Turkish cinema world becoming family-run affair
TV actor Levent Kırca helped his son Oğulcan Kırca start out in directing not by granting him jobs as a director, but seeing that his son was involved with some of the behind-the-scenes work.
Throughout the filming of “Ejder Kapanı,” director Uğur Yücel, also known for his works “Yazı Tura” and “Hayatımın Kadınsın,” was accompanied by his son, Can Yücel, a cinema student from Bilgi University who assisted his father in this latest work.
Another example of this is the film “Son İstasyon,” starring Levent Kırca and directed by Kırca’s son, Oğulcan Kırca. Oğulcan Kırca took his first steps in the world of Turkish cinema with the 2001 film “Son,” which he assisted in directing. He later directed the TV series “Tek Celse” and “Olacak O Kadar.” Levent Kırca played the lead role in all of these projects.
But this family business trend is not limited to father-son cooperation. When it comes to Turkey’s record-breaking Recep İvedik film series, Togan Gökbakar, the brother of the film’s star, Şahan Gökbakar, sat in the director’s seat. Though he first made his name as a director with some short films, Togan Gökbakar always showed an interest in working with his older brother. And in fact, the wildly popular Recep İvedik film series has made Togan just as famous as his brother.
‘No one wastes money on Can’
Both Uğur Yücel and Derya Alabora Yücel expect much from their son, Can. Alabora, however, does note that Uğur Yücel has made no attempt to turn over any of his fame to their son. Noting that cooperation between relatives or friends does not really work in the art world, Alabora says: “Can works as an assistant alongside his father. To be a director requires film experience and an aesthetic perspective. After all, no one is going to squander their millions on a Can who has been made a director by his mother and father. We believe in his talent.” As for Uğur Yücel, he was able to experience the comfort of knowing that while he was in front of the camera, his son Can was sitting in the director’s chair.
Theater and TV actor Levent Kırca helped his son start out in directing not by granting him jobs as a director, but seeing that his son, Oğulcan, was involved with some of the behind-the-scenes work, such as decoration, drawing curtains and even carrying pictures. Oğulcan Kırca insists people should drop their preconceived notions about these sorts of arrangements, noting, “When fathers and their sons, or other close relatives, work together, I believe it’s an advantage, in that it takes them less time to understand each other.”

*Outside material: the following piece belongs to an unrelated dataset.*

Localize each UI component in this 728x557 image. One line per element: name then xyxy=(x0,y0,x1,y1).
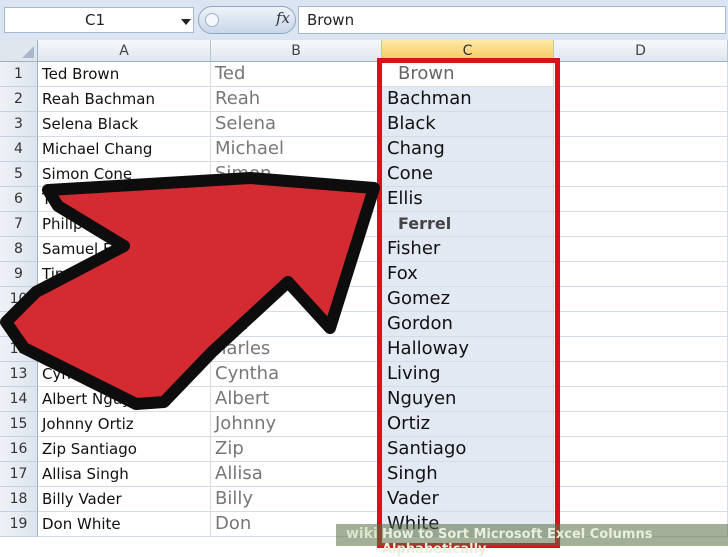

Problems with directors turning over roles to relatives
Famed director Orhan Oğuz is someone who perceives in all this a trend wherein well-known directors are using their power and influence to boost members of their families. As Oğuz sees it, these sorts of relationships wind up damaging the quality of Turkish cinema. Oğuz insists only experience and hard work can make a good director and adds that the practice of giving one’s relatives roles in films, or allowing one’s relatives to work behind the camera, does not suit the world of Turkish cinema.
Screenwriter Ali Murat Güven is one person involved in the Turkish film world who sees directors wanting to work with their own family members as quite normal. Güven notes that this is a practice often seen in the West. “Both Francis Ford Coppola and Dario Argento had their daughters play roles in some of their films. I think there are really much more important problems waiting to be addressed in the Turkish cinema world. I do not choose to criticize those who work with their relatives.” As for cinema critic Mehmet Açar, he believes relatives cooperating on film sets ultimately helps boost the quality of the work. He asserts that directors need to work with the people and in a style that makes them most comfortable.